• 27mai

    Couper la queue des poissons

    Marquage obligatoire des poissons conservés

    Marquage obligatoire des poissons conservés

    Un an après la signature de la charte pour une pêche en mer éco-responsable, qui a remplacé l’idée d’un permis de pêche en mer, le texte de loi indiquant de couper la queue des poissons dès la mise au sec vient d’être publié. En résumé :

    • Couper la partie inférieure de la queue des poissons conservés et destinés à mourir (voir liste).
    • La queue est coupée : du bord dès la capture, en bateau avant le débarquement (les poissons peuvent être conservés vivants dans un vivier avant d’être relâchés).
    • Les poissons doivent être conservés entiers jusqu’au débarquement (pour pouvoir être contrôlés et mesurés).

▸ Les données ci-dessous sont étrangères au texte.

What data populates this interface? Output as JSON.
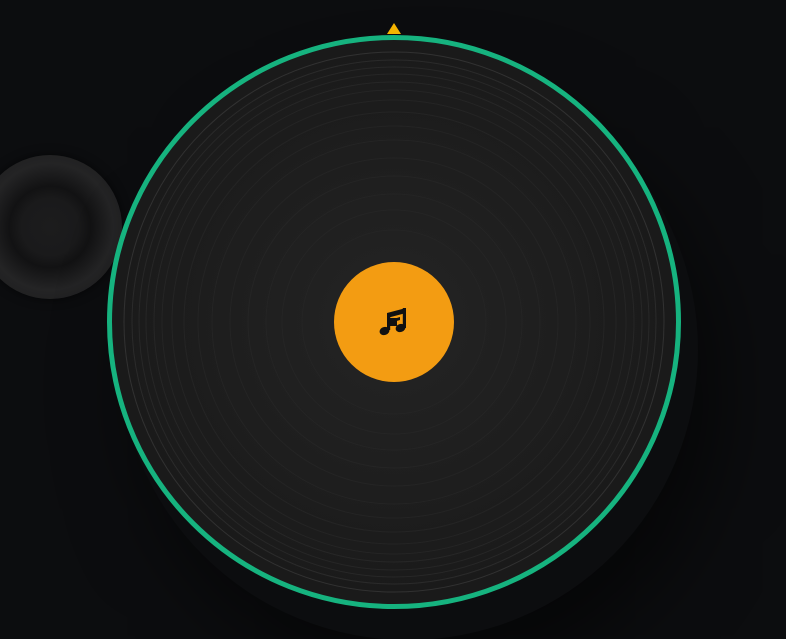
{
  "app": {
    "title": ""
  },
  "turntable": {
    "record_icon": "music-note-icon",
    "pointer_icon": "triangle-pointer-icon",
    "knob_icon": "knob-icon"
  },
  "colors": {
    "background": "#0c0d0f",
    "record_ring": "#16b37f",
    "record_label": "#f39c12",
    "pointer": "#f5b400",
    "vinyl": "#1d1d1d"
  }
}
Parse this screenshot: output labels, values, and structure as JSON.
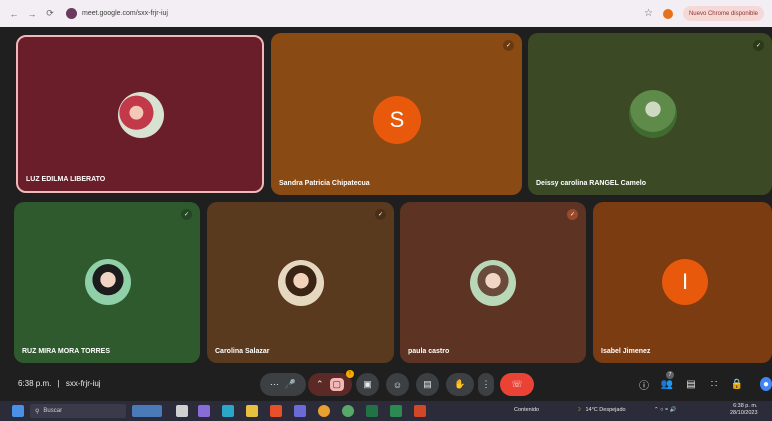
{
  "browser": {
    "url": "meet.google.com/sxx-frjr-iuj",
    "update_label": "Nuevo Chrome disponible"
  },
  "tiles": [
    {
      "name": "LUZ EDILMA LIBERATO"
    },
    {
      "name": "Sandra Patricia Chipatecua",
      "initial": "S"
    },
    {
      "name": "Deissy carolina RANGEL Camelo"
    },
    {
      "name": "RUZ MIRA MORA TORRES"
    },
    {
      "name": "Carolina Salazar"
    },
    {
      "name": "paula castro"
    },
    {
      "name": "Isabel Jimenez",
      "initial": "I"
    }
  ],
  "meeting": {
    "time": "6:38 p.m.",
    "separator": "|",
    "code": "sxx-frjr-iuj",
    "people_count": "7",
    "present_badge": "!"
  },
  "taskbar": {
    "search_placeholder": "Buscar",
    "app_label": "Contenido",
    "weather": "14°C Despejado",
    "clock_time": "6:38 p. m.",
    "clock_date": "28/10/2023"
  },
  "colors": {
    "meet_bg": "#1f1f1f",
    "tile_bg_1": "#6a1e2a",
    "tile_bg_2": "#8a4a14",
    "tile_bg_3": "#3b4a24",
    "tile_bg_4": "#2f5a2e",
    "tile_bg_5": "#5a3a1e",
    "tile_bg_6": "#5d3424",
    "tile_bg_7": "#7a3c10",
    "avatar_orange": "#e8590c",
    "hangup_red": "#ea4335",
    "active_outline": "#f0b8b8"
  },
  "icons": {
    "back": "arrow-left-icon",
    "forward": "arrow-right-icon",
    "reload": "reload-icon",
    "mic": "mic-icon",
    "camera_off": "camera-off-icon",
    "present": "present-screen-icon",
    "emoji": "emoji-icon",
    "captions": "captions-icon",
    "hand": "raise-hand-icon",
    "more": "more-vert-icon",
    "hangup": "hangup-icon",
    "info": "info-icon",
    "people": "people-icon",
    "chat": "chat-icon",
    "activities": "activities-icon",
    "lock": "host-controls-icon"
  }
}
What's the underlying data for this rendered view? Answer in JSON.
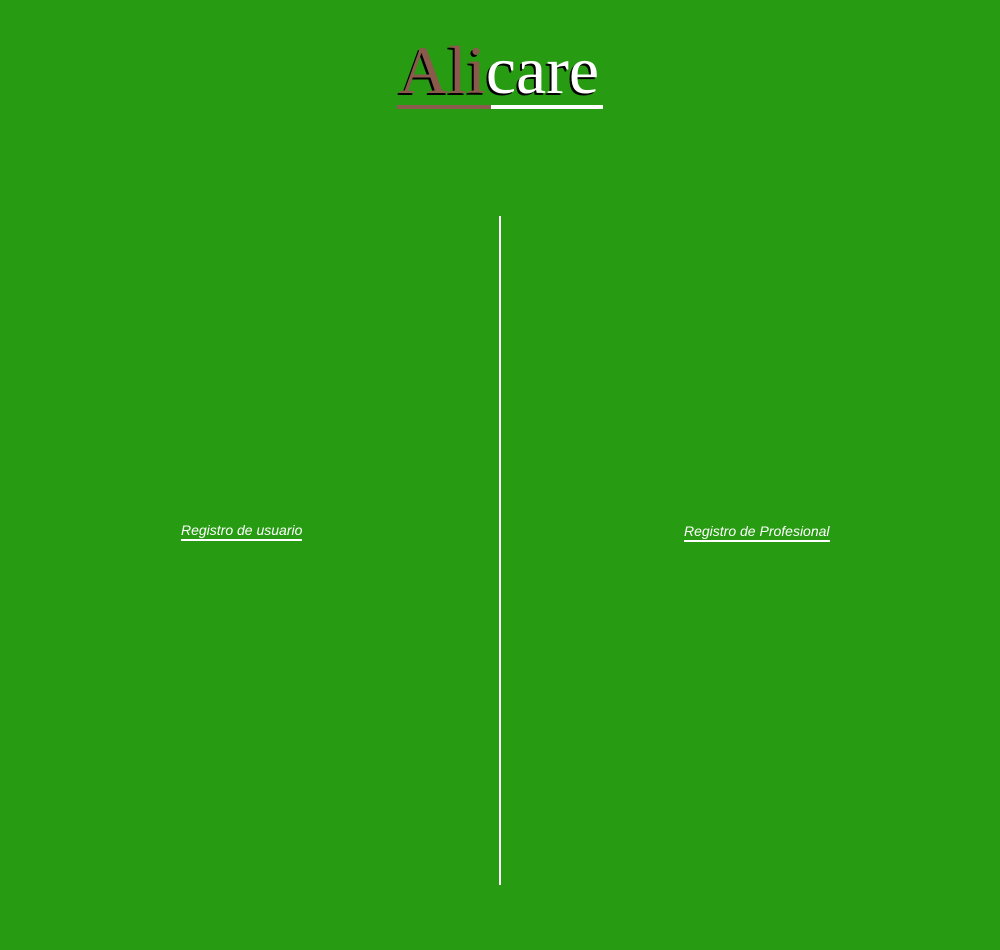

    Liste des poissons concernés : Bar, Bonite (pélamide), Cabillaud, Corb, Daurade coryphène, Daurade royale, Denti, Espadon, Espadon voilier, Lieu jaune, Lieu noir, Maigre, Makaire bleu, Maquereau commun, Marlin bleu, Pagre, Rascasse rouge, Sar commun, Sole, Thazard/job, Thon jaune, Voilier de l’Atlantique
    Crustacés concernés : Homard et Langouste

    Mon premier constat est le manque de quelques espèces, par exemple le Bar moucheté, la Bonite, la Daurade grise, la Liche, le Maquereau espagnol, le Marbré, le Merlan, la Plie, les Raies, les autres espèces de Sars et le Turbot, alors que certaines d’entres-elles ont une valeur commerciale importante et peuvent être sujets aussi à une vente illégale.

    Ensuite je suis très étonné de la présence du Thon jaune, à mon avis en lieu et place du Thon blanc.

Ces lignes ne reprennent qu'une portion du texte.